We found that a dual-parameter approach incorporating Ktrans of GRASP and established DWI allows better diagnosis of pLVI in rectal cancer than a traditional single-parameter assessment based solely on DWI. The Ktrans and Kep of pLVI-positive rectal cancer were significantly higher than those of pLVI-negative rectal cancer (p < 0.05).
Igarashi et al.[30] reported that the tumor ADC value is a significant predictor of LVI in breast cancer. In our study, the ADC of pLVI-positive rectal cancer was significantly lower than that of pLVI-negative rectal cancer (p < 0.05), which was consistent with previous studies[34, 35]. This results from the fact that with the increase in the degree of cancerous behavior of malignant tumor, the proliferation of tumor cells significantly accelerates. The ratio of the nucleus and the cell density per unit volume increases, leading to a decrease in the extracellular space distance and free diffusion of water molecules, limitation of distribution, and in turn, a lower ADC value[12]. Choi et al.[6] found no significant correlation for pLVI with either the minimum, maximum, or mean ADC values (p > 0.05). The reason for the discordance between our results and those of others may be attributed to several factors, including the use of different ADC measurements, inability to capture tumor heterogeneity when calculating mean diffusion parameters obtained from single-section regions or multiple small ROIs, and the choice of different b-values[35].
Ktrans reflects the ability of the contrast agent to be transported from the blood vessels to the interstitial space, the higher the degree of malignancy, the more capillaries there are, leading to a higher Ktrans value[5]. Similarly, a higher Kep value represents greater blood return to the vasculature. Therefore, a higher Kep value indicates more leakage of the contrast medium. Our study found that Ktrans and Kep of pLVI-positive rectal cancer were significantly higher than those of pLVI-negative rectal cancer (p < 0.05), which was consistent with previous studies[7]. This is because LVI strongly correlates with a high peritumoral lymphovascular density and more aggressive neovascularization, and these alterations induce differences in the volume and flow of blood in the tumor microcirculatory environment[5, 36–38]. However, according to Lai et al.[8], there was no significant difference in Ktrans between pLVI-positive and pLVI-negative groups (p > 0.05) in breast cancer. The reason could be due to the large sample size of our study and the complexity of the underlying pathophysiology of heterogeneous rectal cancer.
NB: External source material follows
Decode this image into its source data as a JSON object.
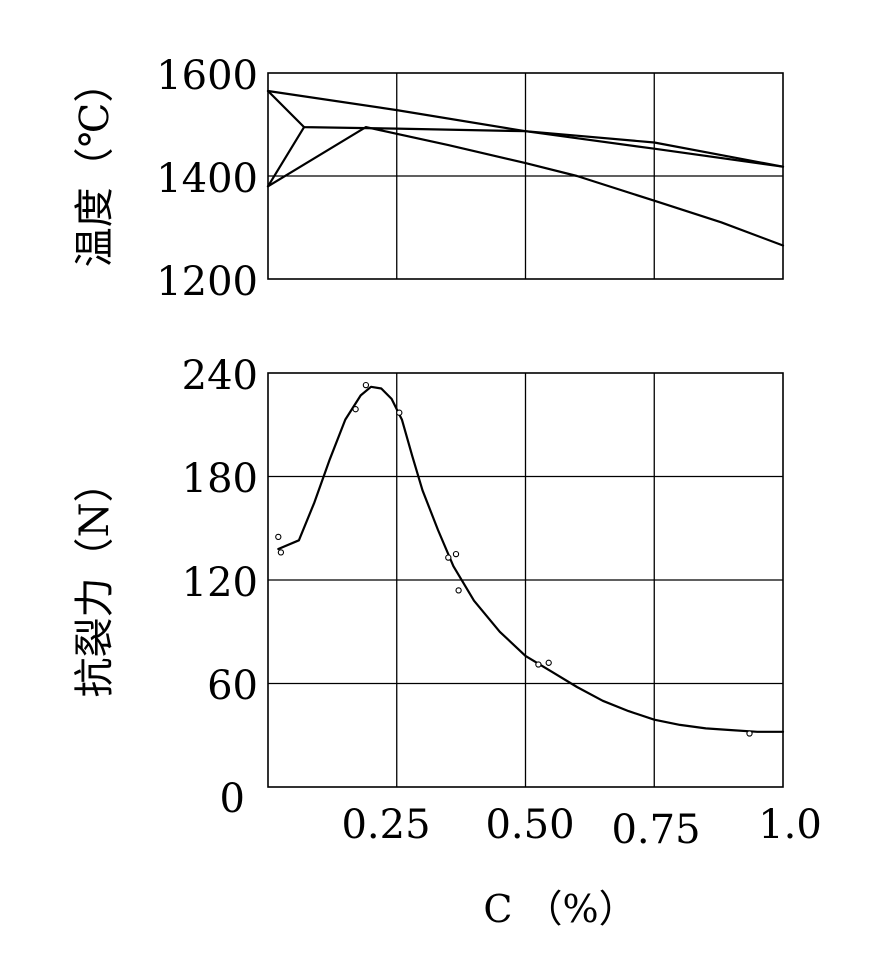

Quantitative DCE-MRI parameters and ADC values were reported to be closely correlated with clinical and histological grade, response to neoadjuvant chemoradiotherapy (CRT), and prognostic factors of various tumors[14, 39, 40]. There are some limitations of conventional DCE-MRI, however. First, the temporal resolution is approximately 5–18 s per phase. Second, the acquisitions require breath holds, which can be challenging in some patients and can restrict spatiotemporal resolution and volumetric coverage in dynamic imaging acquisitions[41–45]. In our study, we utilized radial acquisition with GRASP, which increased spatial and temporal resolutions compared to TWIST. According to the literature[46, 47], the higher the temporal resolution, the more accurate the semiquantitative and quantitative parameters obtained during the DCE scan will be.
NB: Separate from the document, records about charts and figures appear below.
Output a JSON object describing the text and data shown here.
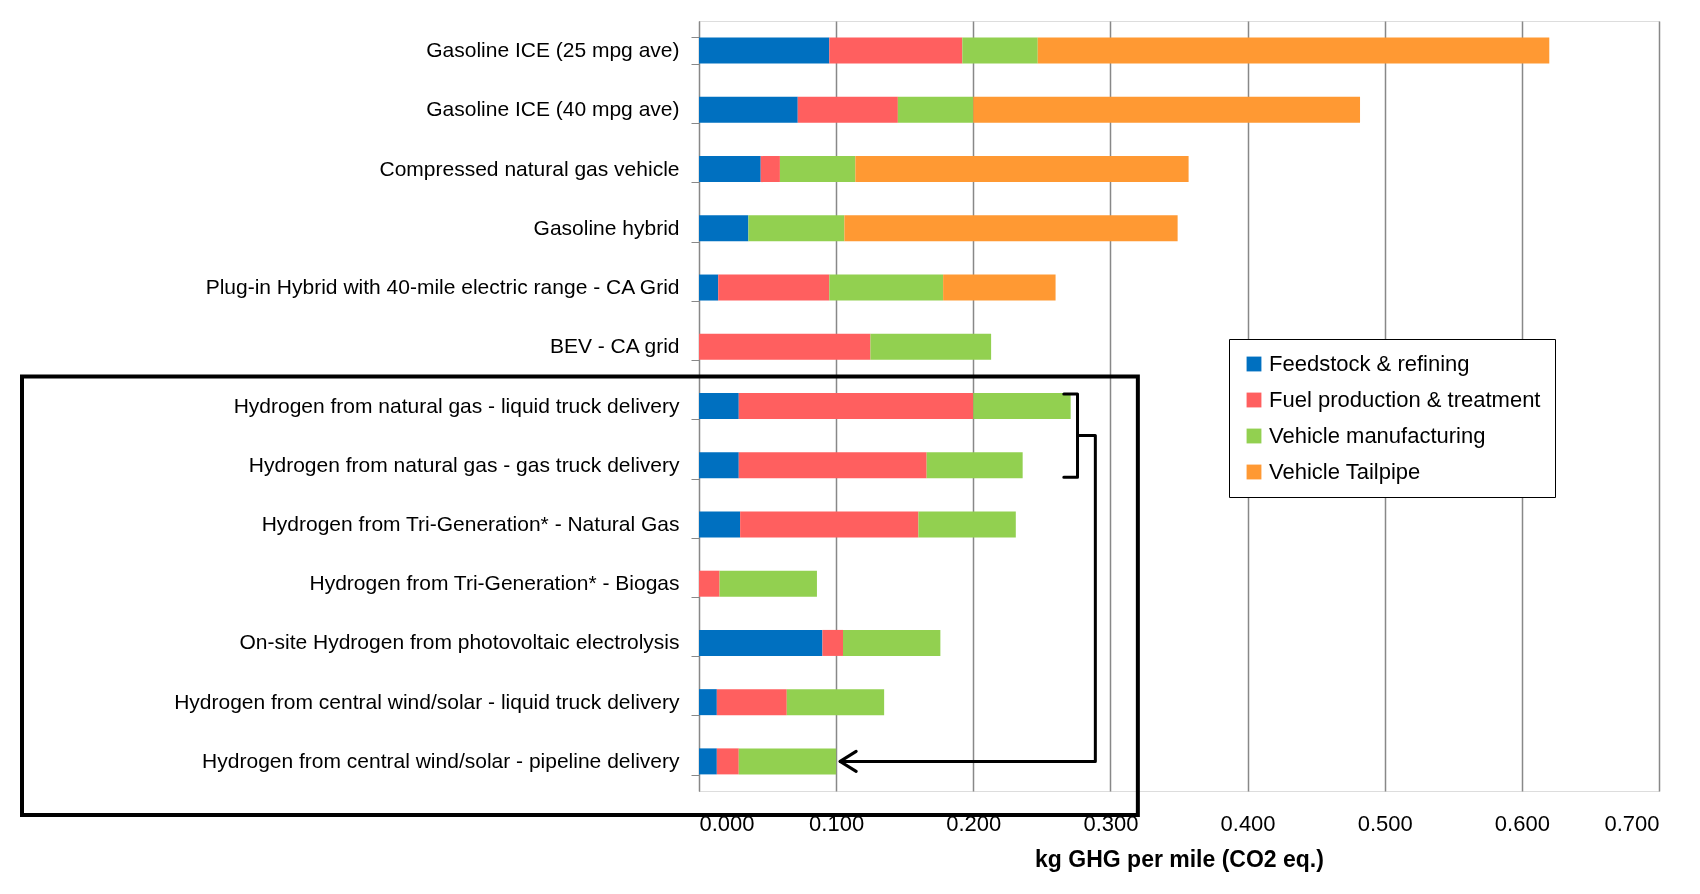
{
  "chart_data": {
    "type": "bar",
    "orientation": "horizontal",
    "stacked": true,
    "xlabel": "kg GHG per mile (CO2 eq.)",
    "categories": [
      "Gasoline ICE (25 mpg ave)",
      "Gasoline ICE (40 mpg ave)",
      "Compressed natural gas vehicle",
      "Gasoline hybrid",
      "Plug-in Hybrid with 40-mile electric range - CA Grid",
      "BEV - CA grid",
      "Hydrogen from natural gas - liquid truck delivery",
      "Hydrogen from natural gas - gas truck delivery",
      "Hydrogen from Tri-Generation* - Natural Gas",
      "Hydrogen from Tri-Generation* - Biogas",
      "On-site Hydrogen from photovoltaic electrolysis",
      "Hydrogen from central wind/solar - liquid truck delivery",
      "Hydrogen from central wind/solar - pipeline delivery"
    ],
    "series": [
      {
        "name": "Feedstock & refining",
        "color": "#0070c0",
        "values": [
          0.095,
          0.072,
          0.045,
          0.036,
          0.014,
          null,
          0.029,
          0.029,
          0.03,
          null,
          0.09,
          0.013,
          0.013
        ]
      },
      {
        "name": "Fuel production & treatment",
        "color": "#ff5f5f",
        "values": [
          0.097,
          0.073,
          0.014,
          null,
          0.081,
          0.125,
          0.171,
          0.137,
          0.13,
          0.015,
          0.015,
          0.051,
          0.016
        ]
      },
      {
        "name": "Vehicle manufacturing",
        "color": "#92d050",
        "values": [
          0.055,
          0.055,
          0.055,
          0.07,
          0.083,
          0.088,
          0.071,
          0.07,
          0.071,
          0.071,
          0.071,
          0.071,
          0.071
        ]
      },
      {
        "name": "Vehicle Tailpipe",
        "color": "#ff9933",
        "values": [
          0.373,
          0.282,
          0.243,
          0.243,
          0.082,
          null,
          null,
          null,
          null,
          null,
          null,
          null,
          null
        ]
      }
    ],
    "xlim": [
      0,
      0.7
    ],
    "xticks": [
      {
        "value": 0,
        "label": "0.000"
      },
      {
        "value": 0.1,
        "label": "0.100"
      },
      {
        "value": 0.2,
        "label": "0.200"
      },
      {
        "value": 0.3,
        "label": "0.300"
      },
      {
        "value": 0.4,
        "label": "0.400"
      },
      {
        "value": 0.5,
        "label": "0.500"
      },
      {
        "value": 0.6,
        "label": "0.600"
      },
      {
        "value": 0.7,
        "label": "0.700"
      }
    ],
    "grid": "x",
    "legend": "right"
  }
}
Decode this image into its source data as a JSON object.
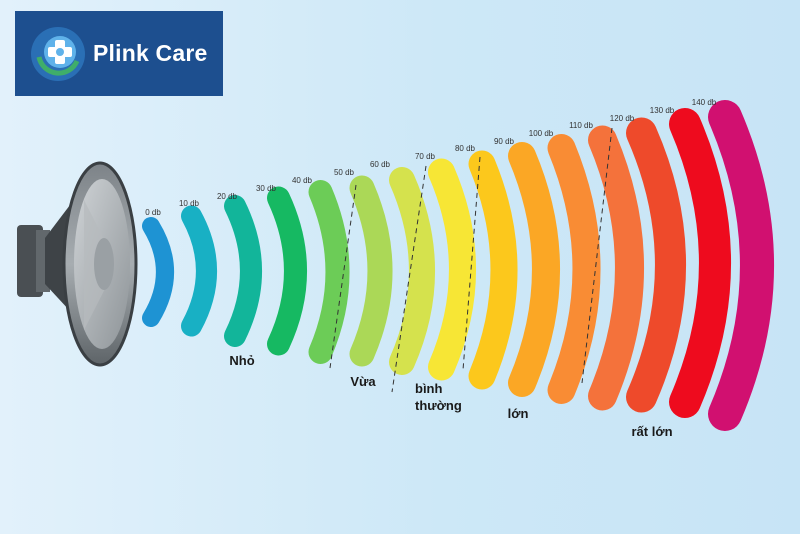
{
  "brand": {
    "name": "Plink Care",
    "icon": "medical-cross-circle-icon",
    "bg_color": "#1d4f8f"
  },
  "speaker_icon": "loudspeaker-icon",
  "levels": [
    {
      "label": "0 db",
      "color": "#1e93d3"
    },
    {
      "label": "10 db",
      "color": "#18b0c4"
    },
    {
      "label": "20 db",
      "color": "#12b59a"
    },
    {
      "label": "30 db",
      "color": "#16b962"
    },
    {
      "label": "40 db",
      "color": "#6ccc57"
    },
    {
      "label": "50 db",
      "color": "#abd857"
    },
    {
      "label": "60 db",
      "color": "#d5e24d"
    },
    {
      "label": "70 db",
      "color": "#f7e635"
    },
    {
      "label": "80 db",
      "color": "#fcc81c"
    },
    {
      "label": "90 db",
      "color": "#fba725"
    },
    {
      "label": "100 db",
      "color": "#f98c34"
    },
    {
      "label": "110 db",
      "color": "#f4723b"
    },
    {
      "label": "120 db",
      "color": "#ee4a2b"
    },
    {
      "label": "130 db",
      "color": "#ee0b1e"
    },
    {
      "label": "140 db",
      "color": "#f01a82"
    },
    {
      "label": "",
      "color": "#d11070"
    }
  ],
  "categories": [
    {
      "name": "nho",
      "lines": [
        "Nhỏ"
      ]
    },
    {
      "name": "vua",
      "lines": [
        "Vừa"
      ]
    },
    {
      "name": "binh",
      "lines": [
        "bình",
        "thường"
      ]
    },
    {
      "name": "lon",
      "lines": [
        "lớn"
      ]
    },
    {
      "name": "rat-lon",
      "lines": [
        "rất lớn"
      ]
    }
  ]
}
Winkle et al.[48] revealed that GRASP had been shown to improve the diagnostic accuracy of multiparametric MRI examinations of the prostate when incorporated into a dual-parameter model that included diffusion and perfusion characteristics. Ao et al.[45] reported that the Ktrans and ADC values were independent predictors of extramural venous invasion in rectal cancer. According to the study by Oberholzer et al.[49], MR perfusion may serve as a complementary biomarker to ADC values to assess tumor characteristics associated with the effectiveness of chemoradiation before treatment initiation. We found that the dual-parameter analyses, which combined ADC values with the Ktrans from GRASP, provided a better diagnosis of pLVI-positive rectal cancers than the single-factor analysis of ADC. GRASP was the only technique used to calculate perfusion maps, resulting in a statistically significant difference in tumor detection. Thus, it may be hypothesized that the combined increased spatial and temporal resolution of the former acquisition method benefits the discrimination of pLVI-positive rectal cancer.
Our study had limitations. First, the TWIST and GRASP groups were scanned in MR scanners with different field strengths, which may affect the measurement of perfusion and diffusion parameters. Second, it is essential to note that this is a single institutional study without a validation cohort, so future studies are required to determine whether our results can be replicated in other medical institutions. Third, the retrospective design, which may predispose to selection bias.